Like sleep deprivation, migraines can also cause brain damage on a long-term basis. Medical researchers have determined that patients who live with migraine conditions have a significant risk of developing cerebral injuries known as white matter brain lesions.
The Importance of Migraine Prevention
The main components of the brain are known as grey and white matter. The former mostly consists of neurons and is made up of cells and nerve fibers known as axons. Research into the long-term impact of migraines on the brain shows that patients who suffer from migraines with aura are 68 percent more likely to develop white matter lesions.
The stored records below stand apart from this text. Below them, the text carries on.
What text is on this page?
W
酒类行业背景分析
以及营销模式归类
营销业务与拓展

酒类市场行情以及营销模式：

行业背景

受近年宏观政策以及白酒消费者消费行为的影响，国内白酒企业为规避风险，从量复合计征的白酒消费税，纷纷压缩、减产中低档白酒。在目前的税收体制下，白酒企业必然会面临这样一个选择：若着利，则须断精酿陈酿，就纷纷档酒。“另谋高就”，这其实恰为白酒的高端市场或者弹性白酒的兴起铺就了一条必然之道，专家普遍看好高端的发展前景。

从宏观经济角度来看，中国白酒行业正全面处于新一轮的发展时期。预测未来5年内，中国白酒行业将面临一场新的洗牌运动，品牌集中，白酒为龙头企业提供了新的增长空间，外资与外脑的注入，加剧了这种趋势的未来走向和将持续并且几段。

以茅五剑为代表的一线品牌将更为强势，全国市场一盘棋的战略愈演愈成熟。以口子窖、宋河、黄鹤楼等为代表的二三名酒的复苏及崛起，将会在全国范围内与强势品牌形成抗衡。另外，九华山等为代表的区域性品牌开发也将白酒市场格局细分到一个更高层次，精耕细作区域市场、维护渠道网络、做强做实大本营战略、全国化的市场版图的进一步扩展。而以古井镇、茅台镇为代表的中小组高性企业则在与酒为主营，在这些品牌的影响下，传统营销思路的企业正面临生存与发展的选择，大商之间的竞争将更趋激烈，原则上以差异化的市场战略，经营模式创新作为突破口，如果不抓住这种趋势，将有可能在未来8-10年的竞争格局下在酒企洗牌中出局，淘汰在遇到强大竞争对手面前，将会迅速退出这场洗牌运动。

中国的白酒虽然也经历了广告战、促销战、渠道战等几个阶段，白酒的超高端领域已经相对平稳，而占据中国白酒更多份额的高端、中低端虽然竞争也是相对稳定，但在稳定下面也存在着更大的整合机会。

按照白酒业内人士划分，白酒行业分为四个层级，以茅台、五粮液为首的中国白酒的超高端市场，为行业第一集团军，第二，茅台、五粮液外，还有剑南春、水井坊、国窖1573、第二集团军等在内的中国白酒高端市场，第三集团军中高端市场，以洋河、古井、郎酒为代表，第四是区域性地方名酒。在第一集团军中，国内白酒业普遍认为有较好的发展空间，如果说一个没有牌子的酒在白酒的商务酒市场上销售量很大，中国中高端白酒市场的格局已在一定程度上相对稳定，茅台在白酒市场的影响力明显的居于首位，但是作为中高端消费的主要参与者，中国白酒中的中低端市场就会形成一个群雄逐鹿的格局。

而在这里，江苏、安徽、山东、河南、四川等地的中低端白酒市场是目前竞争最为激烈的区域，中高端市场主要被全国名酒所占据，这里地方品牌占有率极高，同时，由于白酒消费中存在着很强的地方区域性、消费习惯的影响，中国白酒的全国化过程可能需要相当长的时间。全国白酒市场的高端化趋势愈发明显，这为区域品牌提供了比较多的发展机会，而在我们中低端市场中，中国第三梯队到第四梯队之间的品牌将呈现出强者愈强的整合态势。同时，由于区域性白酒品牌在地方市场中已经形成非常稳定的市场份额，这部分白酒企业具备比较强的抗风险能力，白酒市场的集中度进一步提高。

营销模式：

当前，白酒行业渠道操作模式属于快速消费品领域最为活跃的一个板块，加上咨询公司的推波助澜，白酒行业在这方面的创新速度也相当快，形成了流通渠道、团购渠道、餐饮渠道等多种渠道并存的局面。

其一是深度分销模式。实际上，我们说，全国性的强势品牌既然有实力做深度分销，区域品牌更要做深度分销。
Although white matter lesions have not been confirmed to be a direct cause of brain dysfunction, they have been found to be a factor in major neurological conditions such as Alzheimer’s disease. These lesions cause permanent loss of nerve cells and fibers that transmit important information to the neurons.
White matter lesions are irreversible, although some research suggests that humans are able to compensate nerve cell loss with increased cognitive training. The fact that migraines alter brain structure and cause white matter lesions underscores the importance of preventing migraine episodes, and it also proves that migraines are not simply vascular conditions; they are complex neurological conditions that must not go untreated.
Migraines as Progressive Brain Diseases
It has been known for some time that migraine patients are at greater risk to suffer strokes and develop Alzheimer’s disease. Now that research shows that migraine attacks can directly alter brain structure, neurologists are beginning to approach this condition as a progressive brain disease that must be prevented and managed so that it does cause further deterioration and diminished quality of life.
Patients who suffer from migraines with aura are at greater risk of stroke and brain damage. For this reason, it is very important that they do everything possible to prevent migraines episodes since each migraine attack can bring about loss of nerve cells and progressively diminish brain function.
Preventing Migraine Attacks
One of the most effective methods for preventing migraines is through a nerve decompression surgical procedure that has proven to be very effective for certain patients. Not all migraine patients, however, are ideal candidates for this migraine reduction surgical procedure.
Most migraine prevention methods involve a combination of medication, stress reduction and migraine trigger avoidance. In order to reduce the risk of brain damage, patients who suffer more than one migraine episode per month should closely adhere to the preventive strategy recommended by their doctors.